Ce village où tout est paix et travail était fortifié ; une partie du mur d’enceinte existe encore et se dissimule, honteux de son inutilité, derrière une ravissante promenade sur laquelle des ormes, des marronniers et des tilleuls étendent un bouclier impénétrable aux ardentes flèches de Phébus.

Une tradition fort ancienne et pieusement observée veut que chaque année et chacun à son tour, le jour de la Saint-Blaise patron du pays, un des fermiers convie à de fraternelles agapes ses quatre voisins et leur famille et qu’ils festoient gaiement jusqu’au couvre-feu.

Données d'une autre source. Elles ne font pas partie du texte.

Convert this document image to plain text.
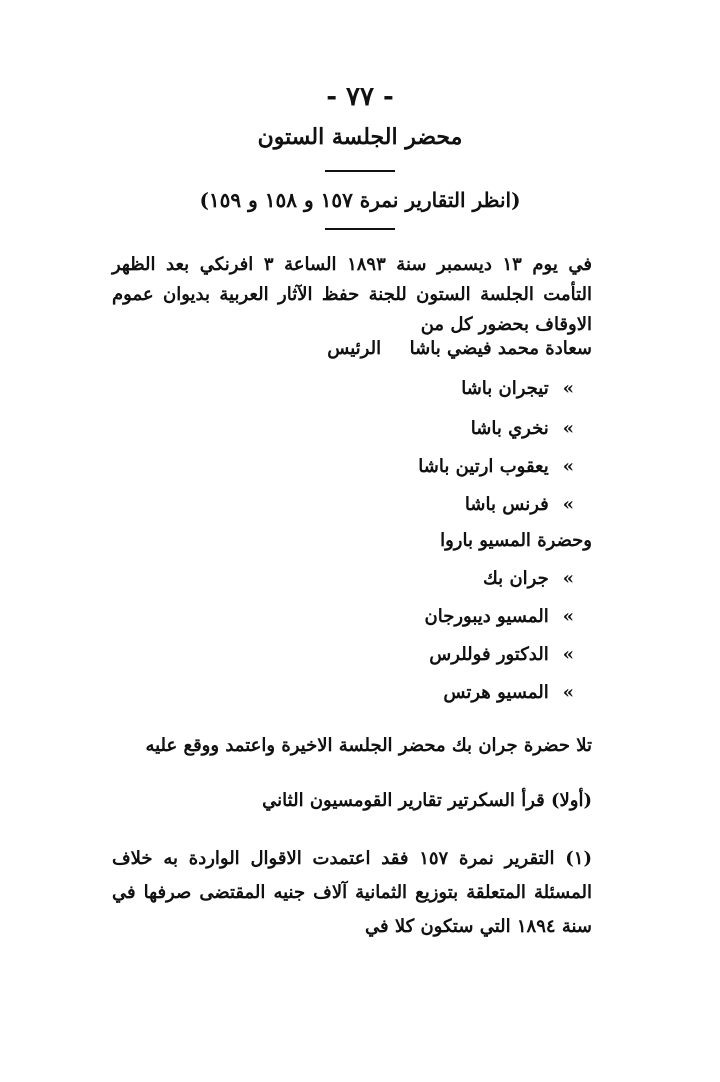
- ٧٧ -
محضر الجلسة الستون
(انظر التقارير نمرة ١٥٧ و ١٥٨ و ١٥٩)
في يوم ١٣ ديسمبر سنة ١٨٩٣ الساعة ٣ افرنكي بعد الظهر التأمت الجلسة الستون للجنة حفظ الآثار العربية بديوان عموم الاوقاف بحضور كل من
سعادة محمد فيضي باشا  الرئيس
»تيجران باشا
»نخري باشا
»يعقوب ارتين باشا
»فرنس باشا
وحضرة المسيو باروا
»جران بك
»المسيو ديبورجان
»الدكتور فوللرس
»المسيو هرتس
تلا حضرة جران بك محضر الجلسة الاخيرة واعتمد ووقع عليه
(أولا) قرأ السكرتير تقارير القومسيون الثاني
(١) التقرير نمرة ١٥٧ فقد اعتمدت الاقوال الواردة به خلاف المسئلة المتعلقة بتوزيع الثمانية آلاف جنيه المقتضى صرفها في سنة ١٨٩٤ التي ستكون كلا في
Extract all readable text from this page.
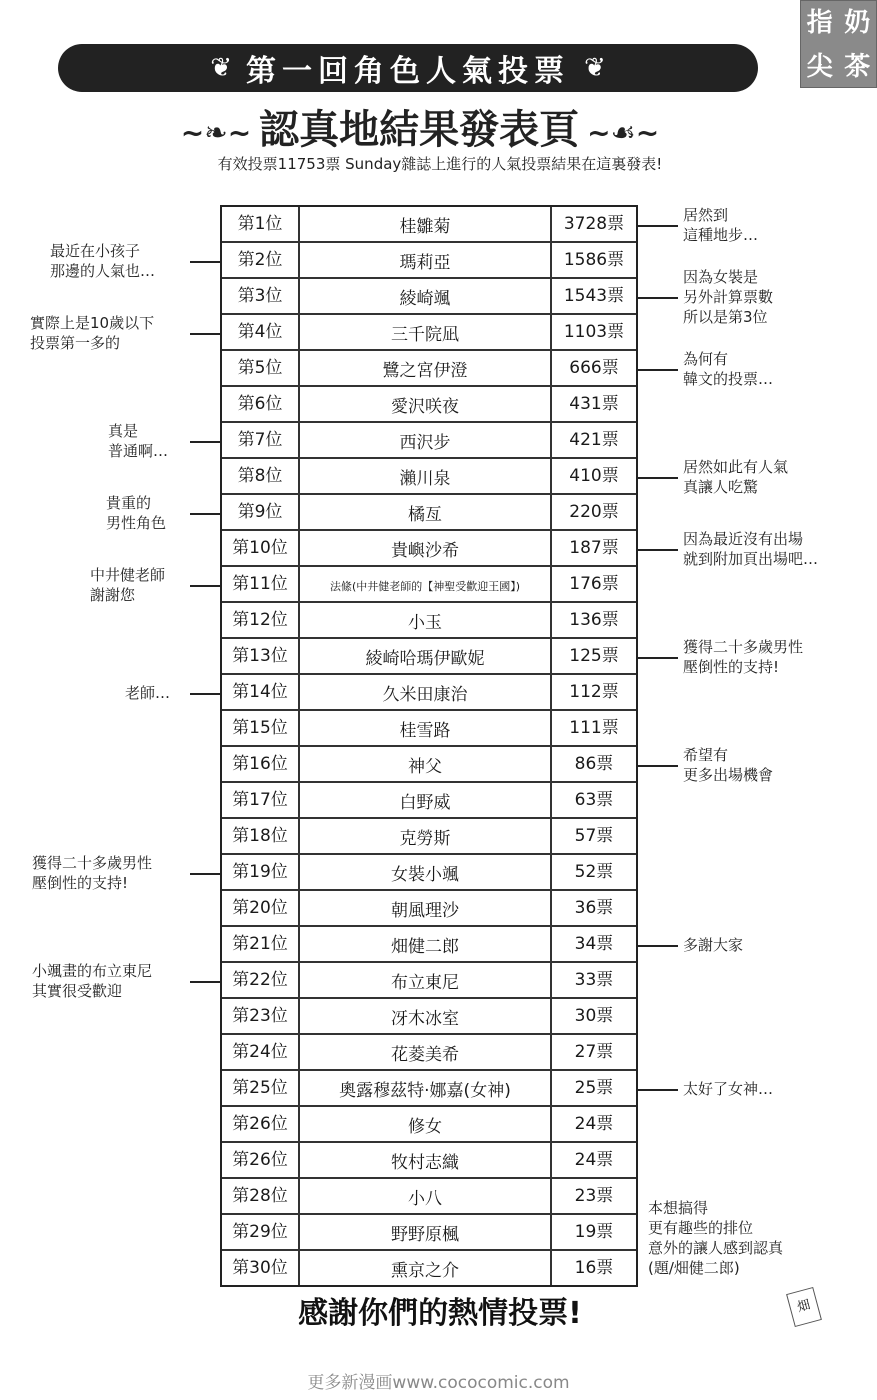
❦ 第一回角色人氣投票 ❦
指 奶
尖 茶
~❧~ 認真地結果發表頁 ~☙~
有效投票11753票 Sunday雜誌上進行的人氣投票結果在這裏發表!
第1位	桂雛菊	3728票
第2位	瑪莉亞	1586票
第3位	綾崎颯	1543票
第4位	三千院凪	1103票
第5位	鷺之宮伊澄	666票
第6位	愛沢咲夜	431票
第7位	西沢步	421票
第8位	瀨川泉	410票
第9位	橘亙	220票
第10位	貴嶼沙希	187票
第11位	法絛(中井健老師的【神聖受歡迎王國】)	176票
第12位	小玉	136票
第13位	綾崎哈瑪伊歐妮	125票
第14位	久米田康治	112票
第15位	桂雪路	111票
第16位	神父	86票
第17位	白野威	63票
第18位	克勞斯	57票
第19位	女裝小颯	52票
第20位	朝風理沙	36票
第21位	畑健二郎	34票
第22位	布立東尼	33票
第23位	冴木冰室	30票
第24位	花菱美希	27票
第25位	奧露穆茲特·娜嘉(女神)	25票
第26位	修女	24票
第26位	牧村志織	24票
第28位	小八	23票
第29位	野野原楓	19票
第30位	熏京之介	16票
最近在小孩子
那邊的人氣也…
實際上是10歲以下
投票第一多的
真是
普通啊…
貴重的
男性角色
中井健老師
謝謝您
老師…
獲得二十多歲男性
壓倒性的支持!
小颯畫的布立東尼
其實很受歡迎
居然到
這種地步…
因為女裝是
另外計算票數
所以是第3位
為何有
韓文的投票…
居然如此有人氣
真讓人吃驚
因為最近沒有出場
就到附加頁出場吧…
獲得二十多歲男性
壓倒性的支持!
希望有
更多出場機會
多謝大家
太好了女神…
本想搞得
更有趣些的排位
意外的讓人感到認真
(題/畑健二郎)
畑
感謝你們的熱情投票!
更多新漫画www.cococomic.com
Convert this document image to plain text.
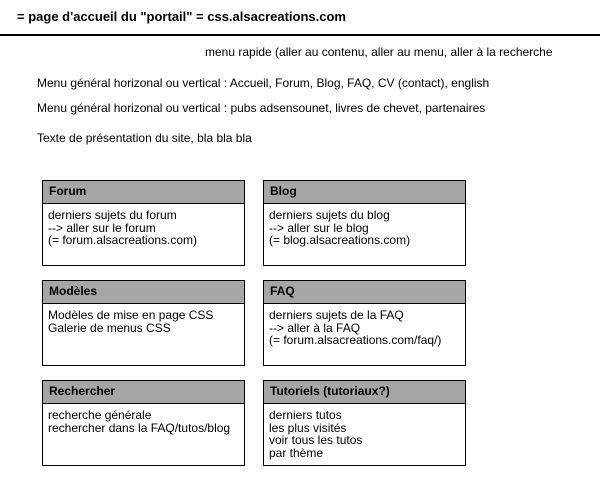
= page d'accueil du "portail" = css.alsacreations.com
menu rapide (aller au contenu, aller au menu, aller à la recherche
Menu général horizonal ou vertical : Accueil, Forum, Blog, FAQ, CV (contact), english
Menu général horizonal ou vertical : pubs adsensounet, livres de chevet, partenaires
Texte de présentation du site, bla bla bla
Forum
derniers sujets du forum
--> aller sur le forum
(= forum.alsacreations.com)
Blog
derniers sujets du blog
--> aller sur le blog
(= blog.alsacreations.com)
Modèles
Modèles de mise en page CSS
Galerie de menus CSS
FAQ
derniers sujets de la FAQ
--> aller à la FAQ
(= forum.alsacreations.com/faq/)
Rechercher
recherche générale
rechercher dans la FAQ/tutos/blog
Tutoriels (tutoriaux?)
derniers tutos
les plus visités
voir tous les tutos
par thème
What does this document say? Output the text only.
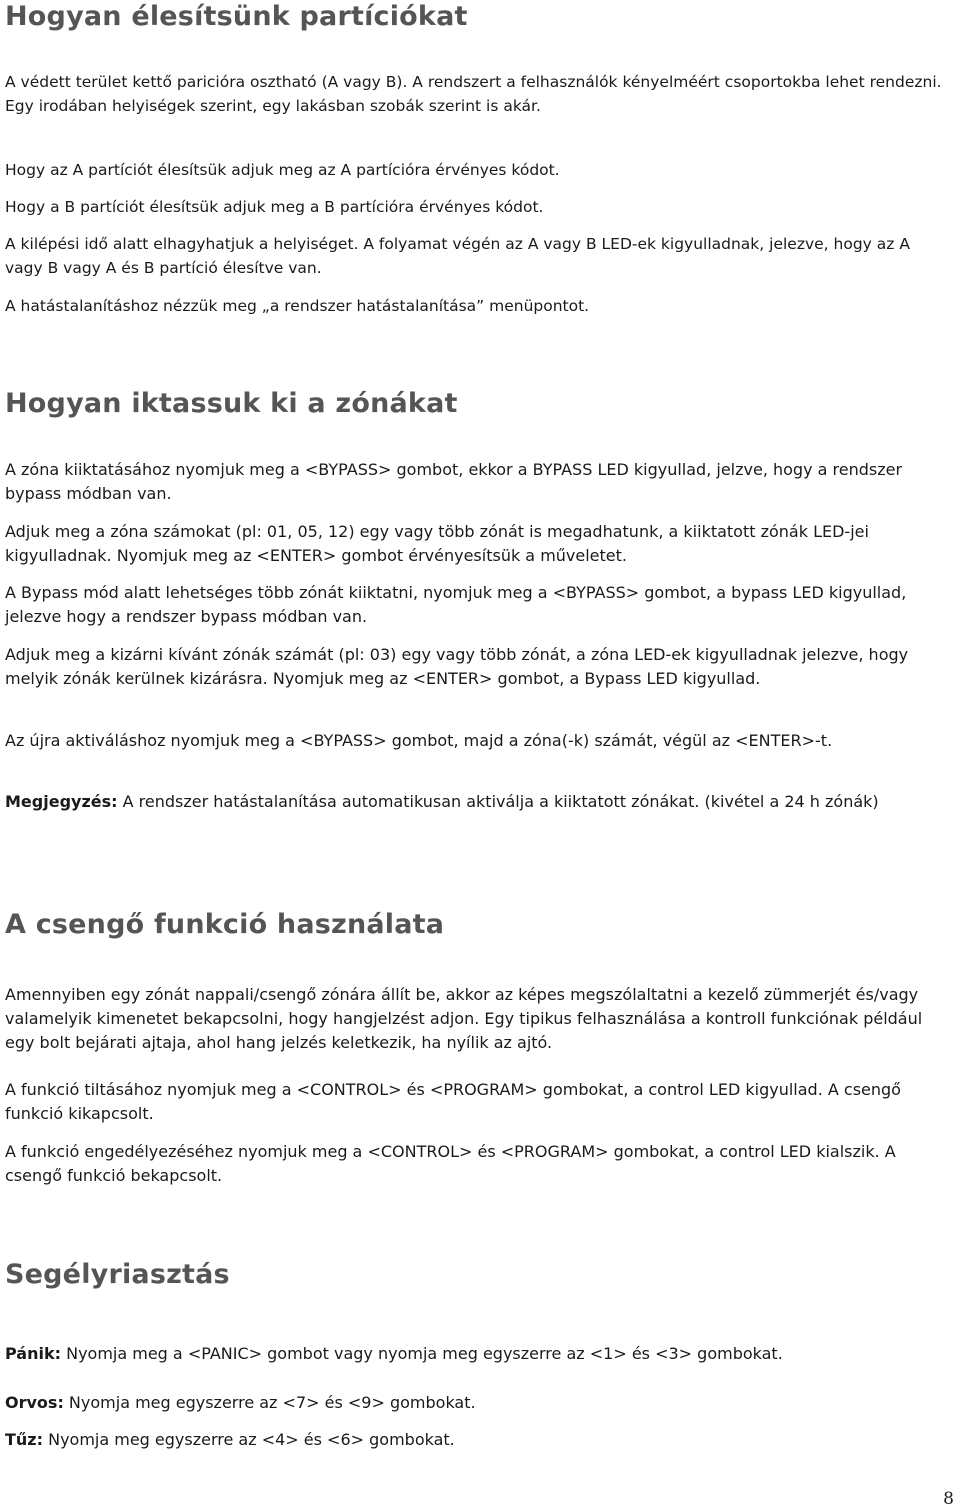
Hogyan élesítsünk partíciókat

A védett terület kettő paricióra osztható (A vagy B). A rendszert a felhasználók kényelméért csoportokba lehet rendezni. Egy irodában helyiségek szerint, egy lakásban szobák szerint is akár.

Hogy az A partíciót élesítsük adjuk meg az A partícióra érvényes kódot.

Hogy a B partíciót élesítsük adjuk meg a B partícióra érvényes kódot.

A kilépési idő alatt elhagyhatjuk a helyiséget. A folyamat végén az A vagy B LED-ek kigyulladnak, jelezve, hogy az A vagy B vagy A és B partíció élesítve van.

A hatástalanításhoz nézzük meg „a rendszer hatástalanítása” menüpontot.

Hogyan iktassuk ki a zónákat

A zóna kiiktatásához nyomjuk meg a <BYPASS> gombot, ekkor a BYPASS LED kigyullad, jelzve, hogy a rendszer bypass módban van.

Adjuk meg a zóna számokat (pl: 01, 05, 12) egy vagy több zónát is megadhatunk, a kiiktatott zónák LED-jei kigyulladnak. Nyomjuk meg az <ENTER> gombot érvényesítsük a műveletet.

A Bypass mód alatt lehetséges több zónát kiiktatni, nyomjuk meg a <BYPASS> gombot, a bypass LED kigyullad, jelezve hogy a rendszer bypass módban van.

Adjuk meg a kizárni kívánt zónák számát (pl: 03) egy vagy több zónát, a zóna LED-ek kigyulladnak jelezve, hogy melyik zónák kerülnek kizárásra. Nyomjuk meg az <ENTER> gombot, a Bypass LED kigyullad.

Az újra aktiváláshoz nyomjuk meg a <BYPASS> gombot, majd a zóna(-k) számát, végül az <ENTER>-t.

Megjegyzés: A rendszer hatástalanítása automatikusan aktiválja a kiiktatott zónákat. (kivétel a 24 h zónák)

A csengő funkció használata

Amennyiben egy zónát nappali/csengő zónára állít be, akkor az képes megszólaltatni a kezelő zümmerjét és/vagy valamelyik kimenetet bekapcsolni, hogy hangjelzést adjon. Egy tipikus felhasználása a kontroll funkciónak például egy bolt bejárati ajtaja, ahol hang jelzés keletkezik, ha nyílik az ajtó.

A funkció tiltásához nyomjuk meg a <CONTROL> és <PROGRAM> gombokat, a control LED kigyullad. A csengő funkció kikapcsolt.

A funkció engedélyezéséhez nyomjuk meg a <CONTROL> és <PROGRAM> gombokat, a control LED kialszik. A csengő funkció bekapcsolt.

Segélyriasztás

Pánik: Nyomja meg a <PANIC> gombot vagy nyomja meg egyszerre az <1> és <3> gombokat.

Orvos: Nyomja meg egyszerre az <7> és <9> gombokat.

Tűz: Nyomja meg egyszerre az <4> és <6> gombokat.

8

Clermont à travers les siècles

L’antiquité

Clermont, autrefois « Clarus Mons » est de vieille origine ; sa fondation remonte au troisième siècle. Des fouilles pratiquées en 1845 sur un monticule près des fermes amenèrent la découverte d’une villa romaine, de nombreux fragments de poteries, des boucles de métal, de meules de granit, d hachettes en silex et d’une foule d’autres objets ; notamment de monnaies en or de Gratien, de Maxime, de Constantin, d’Antonin et une pièce de Titus percée pour servir de médaillon. Plus tard un berger mit à jour un vase admirablement conservé et contenant 1 200 pièce d’argent à l’effigie de Salonina impératrice, femme de Gallien qui se rendit célèbre par ses talents et ses vertus et fut mise à mort avec son mari sous les murs de Milan en 268.

Le moyen-âge

Ces documents sont précieusement conservés. Pendant de longs siècles les Clarusiens ne laissent à l’histoire aucune page intéressante ; courbés sur leurs charrues de bois, ils passent impassibles à travers les rivalités de leurs seigneurs, les guerres civiles et religieuses. Jusqu’en 1168 le pays conserve son nom latin de « Clarus Mons », puis en quelques décades il change trois fois de dénomination. Il devient d’abord Clermont en Picardie, puis les Fermes de Clermont et finalement Clermont-les-Fermes.

L’époque moderne

Pendant deux ou trois siècles, « Clarus Mons » dut appartenir aux moines de l’abbaye de Saint-Denis qui étaient à Chaourse ; il passa ensuite à l’évêque de Laon qui le posséda jusqu’en 1789. A cette époque i était à peu près ce qu’il est aujourd’hui ; il se composait déjà de sept fermes comprenant 1 450 arpents de terres labourables et 45 arpents de bois. Compris dans les bois ce domaine fut morcelé et vend u en 7 lots ; chacun d’eux représentait une des fermes actuelles et ses dépendances.

L’époque contemporaine

Les ancêtres des fermiers actuels qui les cultivaient en devinrent les propriétaires ; l’un d’eux, M. Debrotonne fut élu député un peu plus tard. Après la tourmente révolutionnaire et avec la tranquillité, la prospérité était revenue ; les invasions de 1814-1815 mettent le pays à deux doigts de la ruine ; de terribles réquisitions vident les greniers, les étables et les bas de laine. Ce fut la dernière épreuve. Depuis cette époque, Cérès, armée de sa faucille d’or, veille sur Clermont et en fait le pays le plus prospère et le plus heureux de son immense domaine.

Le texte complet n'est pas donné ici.